Non servono preamboli né note introduttive: appena qualche giorno fa si sono tenute in Israele
le finali di un concorso volto all’individuazione di Miss Olocausto. Ultrasettantenni da tutto il paese sono accorse per parteciparvi.
Perplessità.
Astuto ricatto etico e logico che ti lascia perplessa, incapace di dare un qualsiasi giudizio che, per lo meno sul momento, ti sembri adeguato.
Basta un istante per cadere nella retorica, nella “faciloneria”, nel pericoloso moralismo da bar dello sport. Un istante, un confine sottilissimo a dividere te da quello che la tua mente potrebbe o dovrebbe pensare.
Allora ti arrampichi all’empirico: cominci a guardare le foto di quelle belle vecchiette che hanno condiviso un’esperienza tra le più assurde che il mondo possa ricordare; che sono state tutte umiliate ed uccise, anche se sembrano ancora in vita.
Donne rinate, donne che hanno avuto soprattutto la forza di andare avanti, di respirare ancora, quando il solo pensare all’accaduto toglierebbe il respiro a chiunque. Donne che non hanno rinunciato alla bellezza, perché lo sanno, che solo questa potrà davvero salvare il mondo.

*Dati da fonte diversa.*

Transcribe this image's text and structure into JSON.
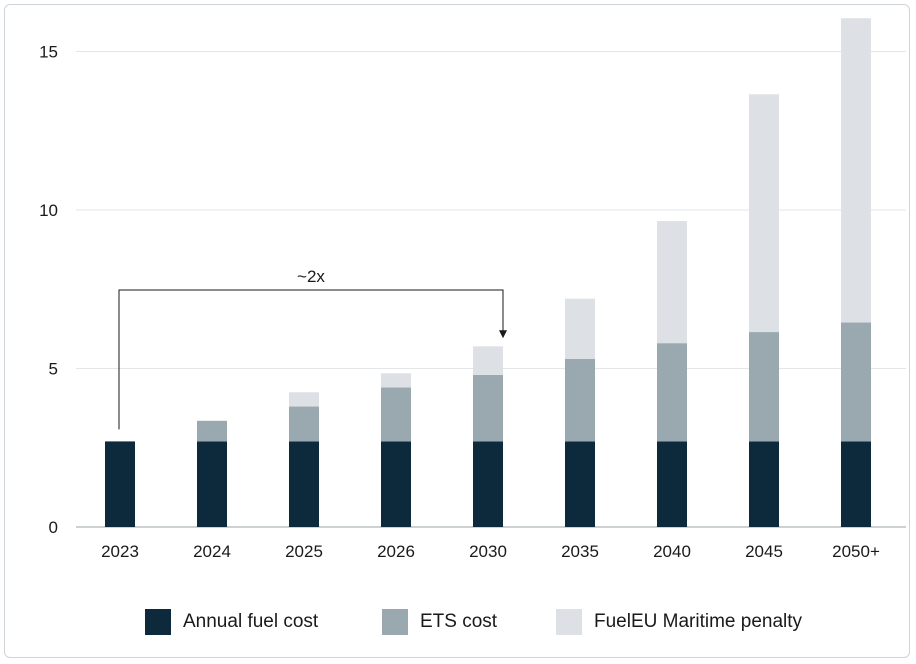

E allora quasi ti convinci.
Quasi.
Perché una donna che ha sofferto non dovrebbe avere il diritto alla frivolezza? Perché non può giocare, se ancora conosce il segreto del gioco?
Ma poi ti fermi e senti tutti gli argomenti affollarsi nella tua mente, tocchi la complessità senza vederla chiaramente.
Perché il diritto di ogni donna, come di ogni essere vivente, inteso come individuo singolo è fuori discussione.
E’ la categoria che lascia perplessi; è l’incapacità di non essere altro che una sopravvissuta, di presentarsi, per lo meno in quella sede, sempre e solo per quello che è stato subito.
E’ l’emancipazione mozzata.
Retorica da un lato e moralismo dall’altro.
In tutta onestà, non riesco a formulare un giudizio.
Non lo so se è stata una bella idea o soltanto una macabra reinterpretazione kitsch in chiave contemporanea di qualcosa che, invece, andrebbe maneggiato con molta più cura.
Non lo so.
Io, leggendo, il bello non l’ho incontrato, ma forse loro sì.